Le reste est affaire de volonté et de discipline institutionnelle. Les Congolais n’attendent pas un trophée à brandir place du Palais ; ils attendent, enfin, une carte qui tienne dans la poche et dans le droit.
Repères chronologiques
• 1984 - Opération « carte verte » (Zaïre) : portée limitée.
• 1997- Abandon de la carte zaïroise après la chute de Mobutu.
• 2014–2015: Négociation Semlex ; juin 2015 : contrat passeports signé ; projet CNI avisé mais non exécuté.
• Jan. 2015 : Révolte contre le recensement ; ONIP en sommeil.
• 24 jan. 2019 : Investiture de F. Tshisekedi.
• 2 mars 2022 : Décret n°22/09 (mutualisation ONIP–CENI–INS).
• Juin 2022 : Décrets de création de la CNI.
• 8 juin 2023 : Protocole de transfert CENI→ONIP/INS.
• 30 juin 2023 : Première CNI remise au président.
• Sept. 2023 : Gré à gré ONIP–Afritech (Idemia citée).
• 13 juin 2024-IGF : surfacturations/garanties/consortium ; suspension.
• Août 2024: Résiliation du contrat Afritech.
• 2025 : CPVS reprend la coordination ; collaboration avec Intérieur et ONIP ; nouveau partenaire en voie de sélection ; annonce de >5 000 bureaux, gratuité de la première CNI.
Encadré – La « commission 2023 », pourquoi c’était indispensable
Mandatée conformément aux décrets de 2022, elle devait traduire politiquement l’ambition en exigences techniques : sécurité des données, qualité des captures biométriques, schéma de financement, calendrier de déploiement, interopérabilité avec la CENI et l’INS. C’est elle qui a fourni aux décideurs les rapports d’instruction et tableaux de conformité sur lesquels l’ONIP, autorité contractante, et le gouvernement ont appuyé leurs approbations.
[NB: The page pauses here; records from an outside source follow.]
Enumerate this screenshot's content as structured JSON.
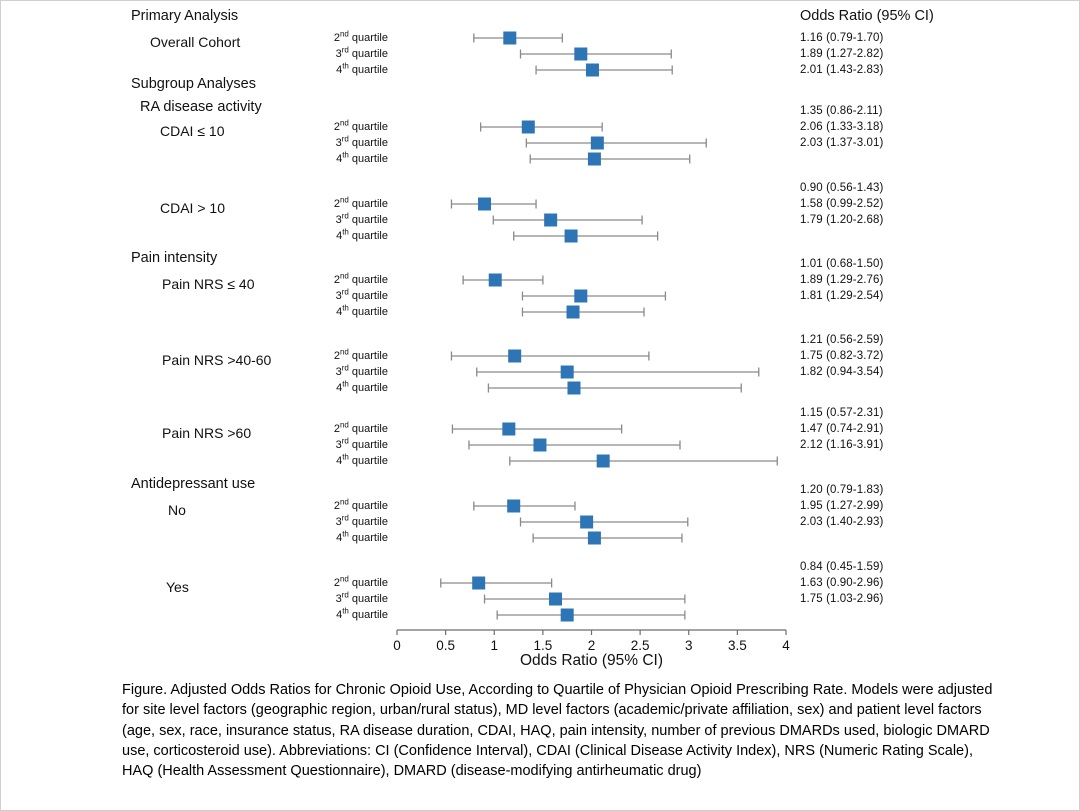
{
  "or_column_header": "Odds Ratio (95% CI)",
  "caption": "Figure. Adjusted Odds Ratios for Chronic Opioid Use, According to Quartile of Physician Opioid Prescribing Rate. Models were adjusted for site level factors (geographic region, urban/rural status), MD level factors (academic/private affiliation, sex) and patient level factors (age, sex, race, insurance status, RA disease duration, CDAI, HAQ, pain intensity, number of previous DMARDs used, biologic DMARD use, corticosteroid use). Abbreviations: CI (Confidence Interval), CDAI (Clinical Disease Activity Index), NRS (Numeric Rating Scale), HAQ (Health Assessment Questionnaire), DMARD (disease-modifying antirheumatic drug)",
  "chart_data": {
    "type": "forest",
    "xlabel": "Odds Ratio (95% CI)",
    "xlim": [
      0,
      4
    ],
    "xtick_labels": [
      "0",
      "0.5",
      "1",
      "1.5",
      "2",
      "2.5",
      "3",
      "3.5",
      "4"
    ],
    "quartile_labels": [
      "2nd quartile",
      "3rd quartile",
      "4th quartile"
    ],
    "marker_color": "#2e75b6",
    "ci_color": "#8a8a8a",
    "axis_color": "#6e6e6e",
    "legend_position": "none",
    "grid": false,
    "sections": [
      {
        "header": "Primary Analysis",
        "groups": [
          {
            "label": "Overall Cohort",
            "rows": [
              {
                "or": 1.16,
                "lo": 0.79,
                "hi": 1.7,
                "text": "1.16 (0.79-1.70)"
              },
              {
                "or": 1.89,
                "lo": 1.27,
                "hi": 2.82,
                "text": "1.89 (1.27-2.82)"
              },
              {
                "or": 2.01,
                "lo": 1.43,
                "hi": 2.83,
                "text": "2.01 (1.43-2.83)"
              }
            ]
          }
        ]
      },
      {
        "header": "Subgroup Analyses",
        "subheader": "RA disease activity",
        "groups": [
          {
            "label": "CDAI ≤ 10",
            "rows": [
              {
                "or": 1.35,
                "lo": 0.86,
                "hi": 2.11,
                "text": "1.35 (0.86-2.11)"
              },
              {
                "or": 2.06,
                "lo": 1.33,
                "hi": 3.18,
                "text": "2.06 (1.33-3.18)"
              },
              {
                "or": 2.03,
                "lo": 1.37,
                "hi": 3.01,
                "text": "2.03 (1.37-3.01)"
              }
            ]
          },
          {
            "label": "CDAI > 10",
            "rows": [
              {
                "or": 0.9,
                "lo": 0.56,
                "hi": 1.43,
                "text": "0.90 (0.56-1.43)"
              },
              {
                "or": 1.58,
                "lo": 0.99,
                "hi": 2.52,
                "text": "1.58 (0.99-2.52)"
              },
              {
                "or": 1.79,
                "lo": 1.2,
                "hi": 2.68,
                "text": "1.79 (1.20-2.68)"
              }
            ]
          }
        ]
      },
      {
        "header": "Pain intensity",
        "groups": [
          {
            "label": "Pain NRS ≤ 40",
            "rows": [
              {
                "or": 1.01,
                "lo": 0.68,
                "hi": 1.5,
                "text": "1.01 (0.68-1.50)"
              },
              {
                "or": 1.89,
                "lo": 1.29,
                "hi": 2.76,
                "text": "1.89 (1.29-2.76)"
              },
              {
                "or": 1.81,
                "lo": 1.29,
                "hi": 2.54,
                "text": "1.81 (1.29-2.54)"
              }
            ]
          },
          {
            "label": "Pain NRS >40-60",
            "rows": [
              {
                "or": 1.21,
                "lo": 0.56,
                "hi": 2.59,
                "text": "1.21 (0.56-2.59)"
              },
              {
                "or": 1.75,
                "lo": 0.82,
                "hi": 3.72,
                "text": "1.75 (0.82-3.72)"
              },
              {
                "or": 1.82,
                "lo": 0.94,
                "hi": 3.54,
                "text": "1.82 (0.94-3.54)"
              }
            ]
          },
          {
            "label": "Pain NRS >60",
            "rows": [
              {
                "or": 1.15,
                "lo": 0.57,
                "hi": 2.31,
                "text": "1.15 (0.57-2.31)"
              },
              {
                "or": 1.47,
                "lo": 0.74,
                "hi": 2.91,
                "text": "1.47 (0.74-2.91)"
              },
              {
                "or": 2.12,
                "lo": 1.16,
                "hi": 3.91,
                "text": "2.12 (1.16-3.91)"
              }
            ]
          }
        ]
      },
      {
        "header": "Antidepressant use",
        "groups": [
          {
            "label": "No",
            "rows": [
              {
                "or": 1.2,
                "lo": 0.79,
                "hi": 1.83,
                "text": "1.20 (0.79-1.83)"
              },
              {
                "or": 1.95,
                "lo": 1.27,
                "hi": 2.99,
                "text": "1.95 (1.27-2.99)"
              },
              {
                "or": 2.03,
                "lo": 1.4,
                "hi": 2.93,
                "text": "2.03 (1.40-2.93)"
              }
            ]
          },
          {
            "label": "Yes",
            "rows": [
              {
                "or": 0.84,
                "lo": 0.45,
                "hi": 1.59,
                "text": "0.84 (0.45-1.59)"
              },
              {
                "or": 1.63,
                "lo": 0.9,
                "hi": 2.96,
                "text": "1.63 (0.90-2.96)"
              },
              {
                "or": 1.75,
                "lo": 1.03,
                "hi": 2.96,
                "text": "1.75 (1.03-2.96)"
              }
            ]
          }
        ]
      }
    ]
  }
}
Après l’alerte IGF, la demande d’une équipe restreinte IGF–ONIP–bénéficiaire pour rectifier sans stopper le projet a été l’option la plus responsable pour sauver l’essentiel : donner enfin une CNI aux Congolais.
Récit clos ? Pas tout à fait. Les prochains mois diront si la RDC sait, enfin, transformer une suite de faux départs en un droit concret : celui d’être officiellement reconnu chez soi.